Она берет его член в руку, взвешивает его на ладони.

– Пустой, а тяжелый… сколько же?.. Грамм двести пятьдесят, наверно?

Ей нравится льстить ему, говорить глупости, опускаться на колени, как леди Чаттерлей, про которую он не читал, перед Божественным Механизмом. Даже чуточку привирать, чтобы он выказывал еще больше пыла, словом, вести себя как самая примитивная «женщина для утех» и не обуздывать этой развязности, даже какой-то вульгарности, которой она и не подозревала в себе. Еще и за это любит она Гавейна: за эту незнакомку, какой она становится только с ним.

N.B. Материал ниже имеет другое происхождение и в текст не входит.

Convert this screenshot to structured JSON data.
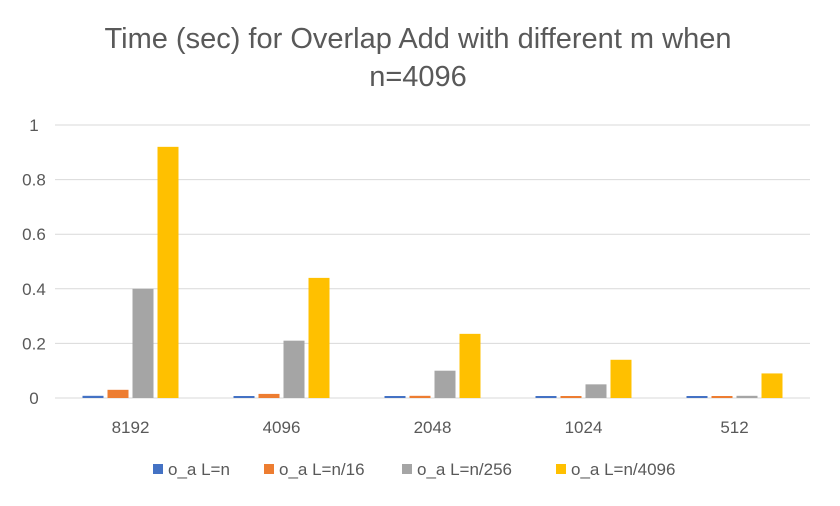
{
  "chart_data": {
    "type": "bar",
    "title_lines": [
      "Time (sec) for Overlap Add with different m when",
      "n=4096"
    ],
    "categories": [
      "8192",
      "4096",
      "2048",
      "1024",
      "512"
    ],
    "series": [
      {
        "name": "o_a L=n",
        "color": "#4472C4",
        "values": [
          0.008,
          0.006,
          0.005,
          0.005,
          0.005
        ]
      },
      {
        "name": "o_a L=n/16",
        "color": "#ED7D31",
        "values": [
          0.03,
          0.015,
          0.008,
          0.006,
          0.005
        ]
      },
      {
        "name": "o_a L=n/256",
        "color": "#A5A5A5",
        "values": [
          0.4,
          0.21,
          0.1,
          0.05,
          0.008
        ]
      },
      {
        "name": "o_a L=n/4096",
        "color": "#FFC000",
        "values": [
          0.92,
          0.44,
          0.235,
          0.14,
          0.09
        ]
      }
    ],
    "ylim": [
      0,
      1
    ],
    "yticks": [
      0,
      0.2,
      0.4,
      0.6,
      0.8,
      1
    ],
    "ytick_labels": [
      "0",
      "0.2",
      "0.4",
      "0.6",
      "0.8",
      "1"
    ],
    "grid": true,
    "legend_position": "bottom"
  }
}
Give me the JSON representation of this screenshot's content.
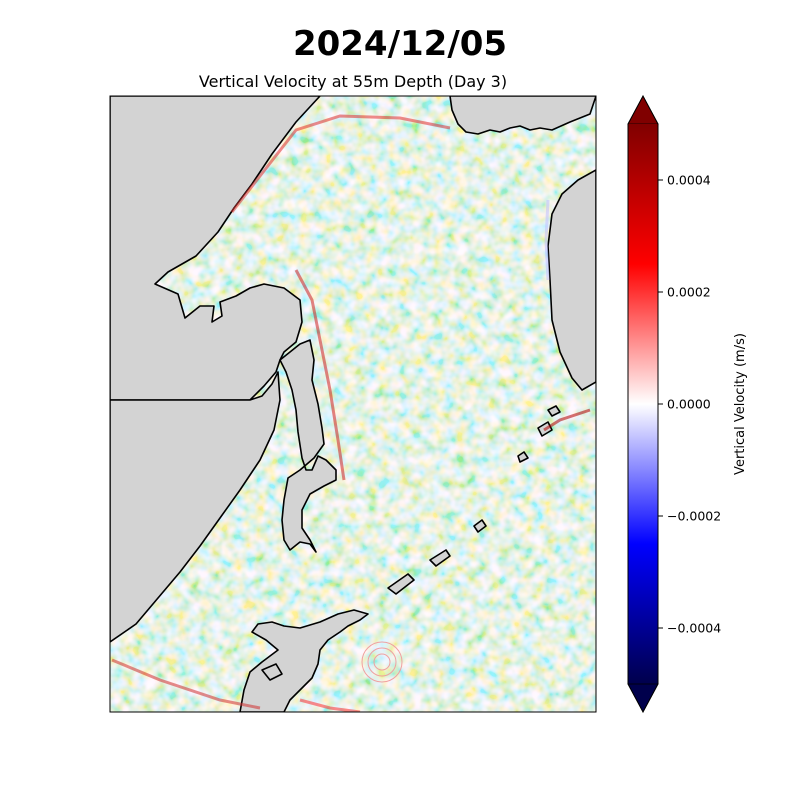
{
  "suptitle": "2024/12/05",
  "title": "Vertical Velocity at 55m Depth (Day 3)",
  "colorbar": {
    "label": "Vertical Velocity (m/s)",
    "min": -0.0005,
    "max": 0.0005,
    "extend": "both",
    "ticks": [
      {
        "value": 0.0004,
        "label": "0.0004"
      },
      {
        "value": 0.0002,
        "label": "0.0002"
      },
      {
        "value": 0.0,
        "label": "0.0000"
      },
      {
        "value": -0.0002,
        "label": "−0.0002"
      },
      {
        "value": -0.0004,
        "label": "−0.0004"
      }
    ],
    "colormap": "seismic"
  },
  "map": {
    "land_color": "#d3d3d3",
    "coastline_color": "#000000"
  }
}
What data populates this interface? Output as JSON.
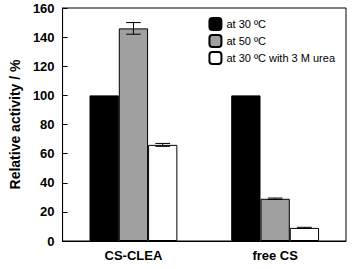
{
  "chart_data": {
    "type": "bar",
    "y_label": "Relative activity / %",
    "categories": [
      "CS-CLEA",
      "free CS"
    ],
    "series": [
      {
        "name": "at 30 ºC",
        "color": "#000000",
        "values": [
          100,
          100
        ]
      },
      {
        "name": "at 50 ºC",
        "color": "#a0a0a0",
        "values": [
          146,
          29
        ],
        "errors": [
          4,
          0.5
        ]
      },
      {
        "name": "at 30 ºC with 3 M urea",
        "color": "#ffffff",
        "values": [
          66,
          9
        ],
        "errors": [
          1,
          0.4
        ]
      }
    ],
    "ylim": [
      0,
      160
    ],
    "yticks": [
      0,
      20,
      40,
      60,
      80,
      100,
      120,
      140,
      160
    ],
    "grid": false,
    "legend": "upper right"
  }
}
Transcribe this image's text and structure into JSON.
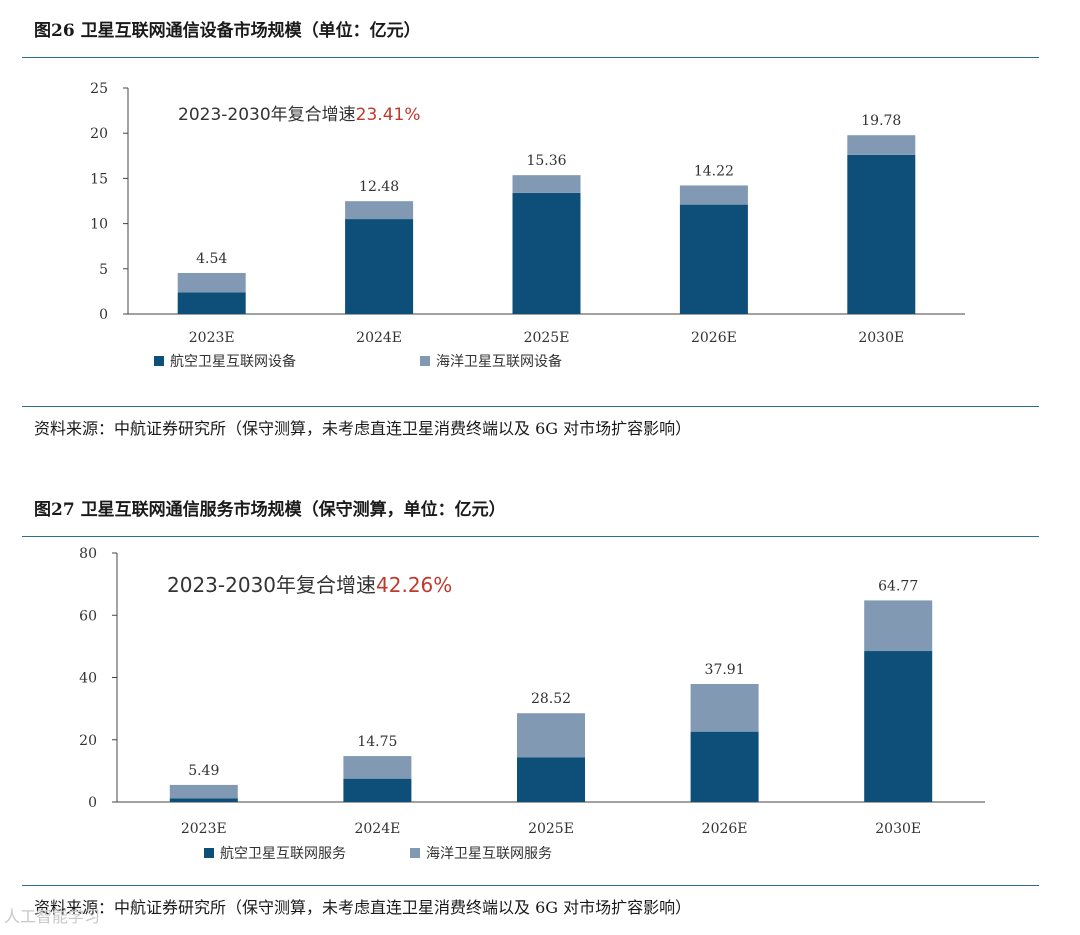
{
  "figures": [
    {
      "title": "图26 卫星互联网通信设备市场规模（单位：亿元）",
      "source": "资料来源：中航证券研究所（保守测算，未考虑直连卫星消费终端以及 6G 对市场扩容影响）",
      "cagr_prefix": "2023-2030年复合增速",
      "cagr_value": "23.41%"
    },
    {
      "title": "图27 卫星互联网通信服务市场规模（保守测算，单位：亿元）",
      "source": "资料来源：中航证券研究所（保守测算，未考虑直连卫星消费终端以及 6G 对市场扩容影响）",
      "cagr_prefix": "2023-2030年复合增速",
      "cagr_value": "42.26%"
    }
  ],
  "watermark": "人工智能学习",
  "colors": {
    "dark_series": "#0d4f79",
    "light_series": "#8299b3",
    "cagr_highlight": "#c0392b",
    "rule": "#2f6d8e"
  },
  "chart_data": [
    {
      "type": "bar",
      "stacked": true,
      "categories": [
        "2023E",
        "2024E",
        "2025E",
        "2026E",
        "2030E"
      ],
      "series": [
        {
          "name": "航空卫星互联网设备",
          "values": [
            2.4,
            10.5,
            13.4,
            12.1,
            17.6
          ]
        },
        {
          "name": "海洋卫星互联网设备",
          "values": [
            2.14,
            1.98,
            1.96,
            2.12,
            2.18
          ]
        }
      ],
      "totals": [
        "4.54",
        "12.48",
        "15.36",
        "14.22",
        "19.78"
      ],
      "yticks": [
        0,
        5,
        10,
        15,
        20,
        25
      ],
      "ylim": [
        0,
        25
      ],
      "legend": "bottom",
      "grid": false
    },
    {
      "type": "bar",
      "stacked": true,
      "categories": [
        "2023E",
        "2024E",
        "2025E",
        "2026E",
        "2030E"
      ],
      "series": [
        {
          "name": "航空卫星互联网服务",
          "values": [
            1.2,
            7.5,
            14.3,
            22.6,
            48.5
          ]
        },
        {
          "name": "海洋卫星互联网服务",
          "values": [
            4.29,
            7.25,
            14.22,
            15.31,
            16.27
          ]
        }
      ],
      "totals": [
        "5.49",
        "14.75",
        "28.52",
        "37.91",
        "64.77"
      ],
      "yticks": [
        0,
        20,
        40,
        60,
        80
      ],
      "ylim": [
        0,
        80
      ],
      "legend": "bottom",
      "grid": false
    }
  ]
}
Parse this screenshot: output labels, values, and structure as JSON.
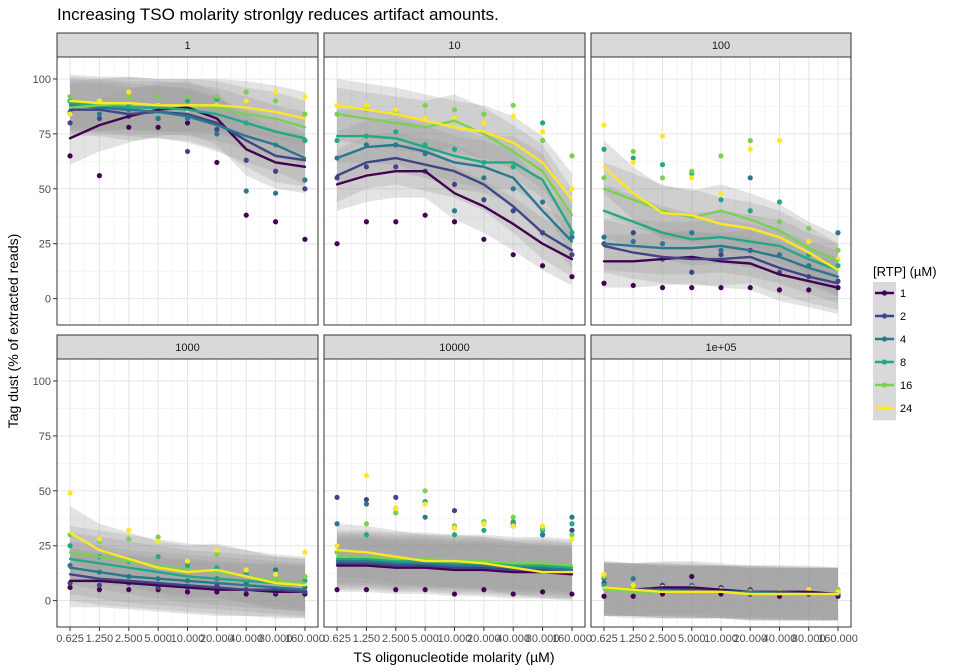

Что это за женщина, которая больше не читает по вечерам, чтобы скорее оказаться в его объятиях, одевается согласно его сексуальным критериям, прощает ему его грубость, все его промахи, все, что в любом другом раздражало бы ее, только за ласки, которых ждет от него, только потому, что в ней живет желание – безрассудное, ничем не оправданное? Но с какой стати оправдываться? Что за мания – пытаться постичь секс логически, как математику? Секс не имеет иного смысла, кроме секса.